Les secousses économiques provoquées par la pandémie du COVID-19 bouleversent de nombreux secteurs de l’économie, y compris l’agroalimentaire. Ces derniers mois, une nouvelle tendance prenait de l’ampleur : le grand retour du verre. On le pensait dépassé, définitivement remplacé par le plastique pour les emballages, mais face aux enjeux économiques et d’économie circulaire, de nombreuses entreprises redonnent ses lettres de noblesse à un matériau plein d’atouts. Une dynamique qui pourrait bien s’amplifier dans les prochaines années, tant la crise actuelle est aussi révélatrice des limites de certains modèles de production.

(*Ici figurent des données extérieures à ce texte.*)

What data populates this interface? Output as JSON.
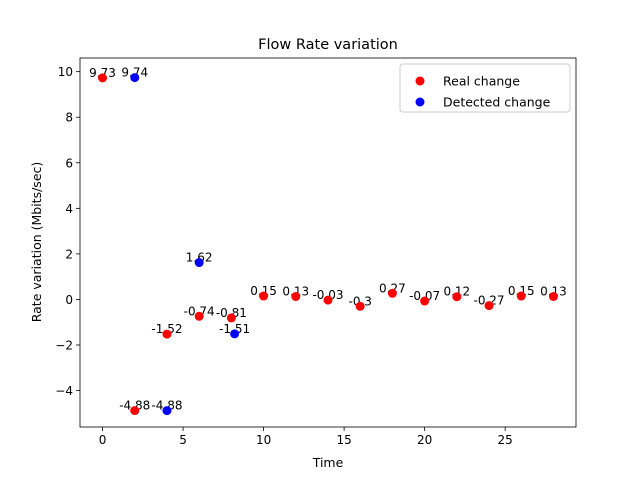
{
  "chart_data": {
    "type": "scatter",
    "title": "Flow Rate variation",
    "xlabel": "Time",
    "ylabel": "Rate variation (Mbits/sec)",
    "xlim": [
      -1.4,
      29.4
    ],
    "ylim": [
      -5.6,
      10.6
    ],
    "x_ticks": [
      0,
      5,
      10,
      15,
      20,
      25
    ],
    "y_ticks": [
      -4,
      -2,
      0,
      2,
      4,
      6,
      8,
      10
    ],
    "x_tick_labels": [
      "0",
      "5",
      "10",
      "15",
      "20",
      "25"
    ],
    "y_tick_labels": [
      "−4",
      "−2",
      "0",
      "2",
      "4",
      "6",
      "8",
      "10"
    ],
    "grid": false,
    "legend_position": "top-right",
    "series": [
      {
        "name": "Real change",
        "color": "#ff0000",
        "points": [
          {
            "x": 0,
            "y": 9.73,
            "label": "9.73"
          },
          {
            "x": 2,
            "y": -4.88,
            "label": "-4.88"
          },
          {
            "x": 4,
            "y": -1.52,
            "label": "-1.52"
          },
          {
            "x": 6,
            "y": -0.74,
            "label": "-0.74"
          },
          {
            "x": 8,
            "y": -0.81,
            "label": "-0.81"
          },
          {
            "x": 10,
            "y": 0.15,
            "label": "0.15"
          },
          {
            "x": 12,
            "y": 0.13,
            "label": "0.13"
          },
          {
            "x": 14,
            "y": -0.03,
            "label": "-0.03"
          },
          {
            "x": 16,
            "y": -0.3,
            "label": "-0.3"
          },
          {
            "x": 18,
            "y": 0.27,
            "label": "0.27"
          },
          {
            "x": 20,
            "y": -0.07,
            "label": "-0.07"
          },
          {
            "x": 22,
            "y": 0.12,
            "label": "0.12"
          },
          {
            "x": 24,
            "y": -0.27,
            "label": "-0.27"
          },
          {
            "x": 26,
            "y": 0.15,
            "label": "0.15"
          },
          {
            "x": 28,
            "y": 0.13,
            "label": "0.13"
          }
        ]
      },
      {
        "name": "Detected change",
        "color": "#0000ff",
        "points": [
          {
            "x": 2,
            "y": 9.74,
            "label": "9.74"
          },
          {
            "x": 4,
            "y": -4.88,
            "label": "-4.88"
          },
          {
            "x": 6,
            "y": 1.62,
            "label": "1.62"
          },
          {
            "x": 8.2,
            "y": -1.51,
            "label": "-1.51"
          }
        ]
      }
    ]
  }
}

Un secteur qui retrouve son éclat
Le verre, ce matériau vieux de 5 000 ans, a été remplacé au fil du temps par des contenants plus modernes, comme le plastique. Pourtant, le secteur verrier semble avoir de beaux jours devant lui, à en juger par son dynamisme économique. En 2019, Verallia, leader du verre d’emballage en Europe, était introduit en Bourse, tandis que l’Américain Owen-Illinois (O-I), premier groupe mondial du secteur, réalisait son plus gros investissement en France depuis ces vingt dernières années. La même année, Verescence, le leader mondial du flaconnage pour la parfumerie et les cosmétiques, faisait entrer la Stirling Square Capital Partners, société d’investissement européenne, comme nouvel actionnaire majoritaire.
Ainsi, le verre prend doucement sa revanche sur le plastique, largement pointé du doigt pour l’impact environnemental de ses déchets. De fait, les bouteilles en verre ont moins de chances de finir abandonnées dans la nature : plus facilement réutilisables, elles sont aussi plus facilement recyclées par les consommateurs. Selon la Fédération européenne du verre d’emballage (FEVE), le taux de recyclage du verre en Europe a atteint les 74 % en 2019, alors qu’il n’était que de 40 % en 1995. En outre, le secteur verrier ambitionne de porter ce taux à 90 % d’ici 2030, s’inscrivant de manière exemplaire dans les directives européennes en matière de protection de l’environnement.
La circularité des emballages, une priorité pour préserver la planète
Le verre présente l’avantage majeur de s’inscrire dans un modèle d’économie circulaire, en boucle fermée. « C’est un matériau 100 % recyclable et parfaitement neutre, et produit localement », résume Jacques Bordat, président de la Fédération des Industries du Verre (France). Cette circularité a de quoi séduire les acteurs de l’agroalimentaire, qui cherchent de plus en plus à réduire l’impact de leur activité sur l’environnement. En France, troisième producteur de verre en Europe, Danone est l’un des groupes les plus engagés dans cette transition à la fois porteuse en termes d’image, économiquement intéressante sur le long terme et surtout, bénéfique pour la planète.
À l’occasion de la présentation des résultats annuels de Danone en février dernier, Emmanuel Faber, PDG du groupe, annonçait un plan d’investissement de deux milliards d’euros sur trois ans, entièrement consacrés à la transition écologique. Or, la moitié de cet investissement est destinée à la circularité des emballages, nouvelle priorité pour le groupe.
L’entreprise française, qui souhaite notamment supprimer l’emploi du plastique à usage unique dans la fabrication de ses bouteilles d’eau minérales, investit également dans la recherche d’emballages alternatifs pour réduire son impact écologique : verre, métal, papier, polyester recyclable… Un fonds d’investissement de 200 millions d’euros est d’ailleurs dédié à la recherche de la prochaine génération de matériaux d’emballages. Si le verre n’est donc pas la seule piste envisagée pour préserver l’environnement, il reste pour l’heure une excellente alternative aux emballages plastiques.
Pour un modèle économique « durable »
Ces engagements de Danone pour réduire l’impact environnemental de ses produits reflètent une stratégie industrielle qui s’inscrit sur le long terme, qui vise « un modèle de croissance plus durable » selon les termes de son PDG.
Une démarche active en faveur de l’environnement qui permet aussi de consolider l’image de la marque, de séduire le consommateur : le verre n’a pas que des qualités sur le plan du recyclage, c’est aussi un atout marketing, le matériau étant jugé souvent plus noble et moins toxique. Il est vrai que le verre est extrêmement stable, imperméable aux perturbations extérieures (comme l’humidité et la chaleur) et empêche la migration de substances étrangères dans les aliments, tout en préservant leur goût. Associé à cette réputation de « qualité » l’emballage en verre, notamment pour les bouteilles, est un atout pour conquérir certains marchés, particulièrement en Asie.
Pour l’industrie agroalimentaire, les signaux sont donc au verre : valorisant pour le produit auprès du consommateur, c’est aussi un premier pas vers un nouveau modèle de croissance, plus intégré, plus circulaire et protecteur de l’environnement.